Classification of Natural Areas:
For the natural areas, Imagines interative unsupervised
classification routine (ISODATA) is used to create 6 signatures.
These signatures are then used with the minimum distance to mean
classifier to classify natural areas to 6 classes. Next, for each
class of the classified natural areas image, 3 to 5 new classes
are created using ISODATA and the minimum distance to mean
classifier. At this point, up-to 30 classes could exist. These
classes are then summarized against ground truth information
obtained from videography. This summary is then used in a
knowledge based class combining or class "busting"
method.
Using this approach, classes with multiple labels are identified
and "busted" (classified into more classes).
Conversely, multiple classes with the same class name are
combined.
When possible, post-classification sorting is used to refine the
classification. In some instances certain classes can be
separated based on ancillary information such as NWI or soils
information. For example, this refinement allowes for the
separation of some class that could be differentiated and
reclassified based on fresh water or salt water NWI classes. At a
pixel level, this could easily be done however, treating
contiguous pixels as a group and reclassifying all pixels in that
group based on a majority NWI class value will eliminate
potential "salt and pepper" and it will create a more
natural split of the classes. Splitting the classes involved:
isolating and recoding the classes of interest, clumping the
classes, summarizing these clumps against the NWI coverage, and
splitting the classes through crosstabulation.
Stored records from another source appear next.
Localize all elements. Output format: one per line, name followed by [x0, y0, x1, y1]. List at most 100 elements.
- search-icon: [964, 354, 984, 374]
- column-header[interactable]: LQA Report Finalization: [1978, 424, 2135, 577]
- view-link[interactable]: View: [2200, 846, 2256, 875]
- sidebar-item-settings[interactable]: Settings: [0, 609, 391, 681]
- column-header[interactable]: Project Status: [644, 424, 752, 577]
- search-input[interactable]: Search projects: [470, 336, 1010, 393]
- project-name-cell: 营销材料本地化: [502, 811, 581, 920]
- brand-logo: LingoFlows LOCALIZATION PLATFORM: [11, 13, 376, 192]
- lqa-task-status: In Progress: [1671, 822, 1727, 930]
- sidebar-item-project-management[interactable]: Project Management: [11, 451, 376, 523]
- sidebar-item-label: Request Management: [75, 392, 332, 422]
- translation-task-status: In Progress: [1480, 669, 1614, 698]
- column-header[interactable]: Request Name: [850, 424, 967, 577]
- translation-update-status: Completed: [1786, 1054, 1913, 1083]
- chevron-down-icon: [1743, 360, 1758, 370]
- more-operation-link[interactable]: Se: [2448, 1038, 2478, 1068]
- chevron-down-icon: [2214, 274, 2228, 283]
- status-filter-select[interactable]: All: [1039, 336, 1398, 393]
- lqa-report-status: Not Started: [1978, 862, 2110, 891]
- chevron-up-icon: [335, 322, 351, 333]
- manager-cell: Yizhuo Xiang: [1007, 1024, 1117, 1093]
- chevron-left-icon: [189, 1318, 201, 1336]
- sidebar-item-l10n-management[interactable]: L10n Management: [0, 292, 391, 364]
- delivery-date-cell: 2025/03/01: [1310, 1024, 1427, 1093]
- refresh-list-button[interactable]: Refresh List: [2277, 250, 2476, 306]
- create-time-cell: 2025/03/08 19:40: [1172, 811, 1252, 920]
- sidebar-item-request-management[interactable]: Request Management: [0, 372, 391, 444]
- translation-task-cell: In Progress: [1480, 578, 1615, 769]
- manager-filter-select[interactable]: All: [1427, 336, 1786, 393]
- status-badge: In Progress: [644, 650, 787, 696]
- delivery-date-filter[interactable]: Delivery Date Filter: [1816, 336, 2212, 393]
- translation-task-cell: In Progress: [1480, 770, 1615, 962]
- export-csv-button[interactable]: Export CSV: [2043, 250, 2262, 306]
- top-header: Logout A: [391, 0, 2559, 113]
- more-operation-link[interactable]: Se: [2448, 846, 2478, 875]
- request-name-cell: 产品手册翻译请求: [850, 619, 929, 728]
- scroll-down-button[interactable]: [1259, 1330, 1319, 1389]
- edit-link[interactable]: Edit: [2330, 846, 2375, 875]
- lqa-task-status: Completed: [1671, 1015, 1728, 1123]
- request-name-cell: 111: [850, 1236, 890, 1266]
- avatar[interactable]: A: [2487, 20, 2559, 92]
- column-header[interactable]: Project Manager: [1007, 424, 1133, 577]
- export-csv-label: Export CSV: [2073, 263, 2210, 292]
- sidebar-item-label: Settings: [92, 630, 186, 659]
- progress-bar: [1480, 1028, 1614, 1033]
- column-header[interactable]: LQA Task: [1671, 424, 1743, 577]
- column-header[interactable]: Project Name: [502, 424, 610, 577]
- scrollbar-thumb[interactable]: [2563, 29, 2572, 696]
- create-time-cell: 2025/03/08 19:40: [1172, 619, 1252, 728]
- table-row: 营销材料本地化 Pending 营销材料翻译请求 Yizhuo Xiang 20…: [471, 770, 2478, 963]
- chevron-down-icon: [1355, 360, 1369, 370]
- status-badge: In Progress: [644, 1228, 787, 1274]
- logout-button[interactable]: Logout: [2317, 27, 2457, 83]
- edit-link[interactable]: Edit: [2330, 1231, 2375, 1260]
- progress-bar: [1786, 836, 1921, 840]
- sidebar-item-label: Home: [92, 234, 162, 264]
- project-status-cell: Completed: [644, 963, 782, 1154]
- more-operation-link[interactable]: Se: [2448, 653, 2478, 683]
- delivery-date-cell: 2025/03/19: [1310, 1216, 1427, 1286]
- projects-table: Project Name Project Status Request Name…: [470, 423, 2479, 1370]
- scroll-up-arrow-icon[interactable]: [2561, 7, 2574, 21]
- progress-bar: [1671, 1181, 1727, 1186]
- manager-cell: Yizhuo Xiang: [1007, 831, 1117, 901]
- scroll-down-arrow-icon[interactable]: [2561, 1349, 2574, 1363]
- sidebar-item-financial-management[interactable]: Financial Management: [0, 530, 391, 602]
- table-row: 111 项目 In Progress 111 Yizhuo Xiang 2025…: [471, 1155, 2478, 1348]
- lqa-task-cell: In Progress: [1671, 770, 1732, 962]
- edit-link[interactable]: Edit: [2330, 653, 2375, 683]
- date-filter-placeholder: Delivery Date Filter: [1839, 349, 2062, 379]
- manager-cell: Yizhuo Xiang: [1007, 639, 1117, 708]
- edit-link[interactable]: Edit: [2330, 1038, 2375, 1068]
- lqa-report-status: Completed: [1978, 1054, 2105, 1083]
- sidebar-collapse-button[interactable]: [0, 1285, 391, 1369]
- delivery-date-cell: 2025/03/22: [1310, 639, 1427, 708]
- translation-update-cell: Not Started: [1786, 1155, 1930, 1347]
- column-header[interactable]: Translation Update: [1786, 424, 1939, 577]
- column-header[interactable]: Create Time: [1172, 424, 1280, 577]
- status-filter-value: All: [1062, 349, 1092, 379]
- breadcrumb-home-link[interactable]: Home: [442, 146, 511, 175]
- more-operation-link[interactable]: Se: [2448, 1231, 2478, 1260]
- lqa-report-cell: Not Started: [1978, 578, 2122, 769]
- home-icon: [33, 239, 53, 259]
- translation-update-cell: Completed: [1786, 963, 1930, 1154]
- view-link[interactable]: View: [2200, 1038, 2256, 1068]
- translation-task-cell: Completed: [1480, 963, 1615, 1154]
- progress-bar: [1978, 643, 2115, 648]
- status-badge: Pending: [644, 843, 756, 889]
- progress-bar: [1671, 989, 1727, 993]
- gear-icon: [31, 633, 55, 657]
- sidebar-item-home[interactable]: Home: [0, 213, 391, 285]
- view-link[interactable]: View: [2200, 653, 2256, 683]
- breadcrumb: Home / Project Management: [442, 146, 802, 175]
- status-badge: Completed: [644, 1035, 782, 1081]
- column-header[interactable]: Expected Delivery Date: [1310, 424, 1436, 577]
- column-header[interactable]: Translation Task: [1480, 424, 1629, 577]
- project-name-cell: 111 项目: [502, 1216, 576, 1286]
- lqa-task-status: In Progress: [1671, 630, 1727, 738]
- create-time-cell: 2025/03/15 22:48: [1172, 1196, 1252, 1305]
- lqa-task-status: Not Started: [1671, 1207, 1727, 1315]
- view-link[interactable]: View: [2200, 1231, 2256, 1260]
Classification of Urban Areas:
The classification of urban areas for the GAP Anaylsis project is
being performed by the Coastal
Service Center (C-CAP) Program.
However, an unsupervised classification of these areas was
performed. For urban/agricultural areas (see Figure 1. for the codes used), 15 to 30 classes were created
using ISODATA and the minimum-distance-to-mean classifier.
Classes that represented natural areas were isolated and labeled.
Finally, the classified images, with class names, were merge to
create a seamless mosaic. Classes from land use/land cover maps
were used to populate excluded lands in the mosaic. The
descriptive form of the FLUCCS codes were used as labels.
References
Crist, E. P. (1985). "A TM Tasseled Cap Equivalent
Transformation for Reflectance Factor Data." Paper, Elsevier
Science Publishing Co., Inc., New York, New York.
Hill, J. and J. Megier (1988). "The Use of Multi-Temporal TM
Tasseled Cap Features for Land Use Mapping in European Marginal
Areas An operational Approach." International Geoscience and
Remote Sensing Symposium (IGARSS), v2, pp.798-801.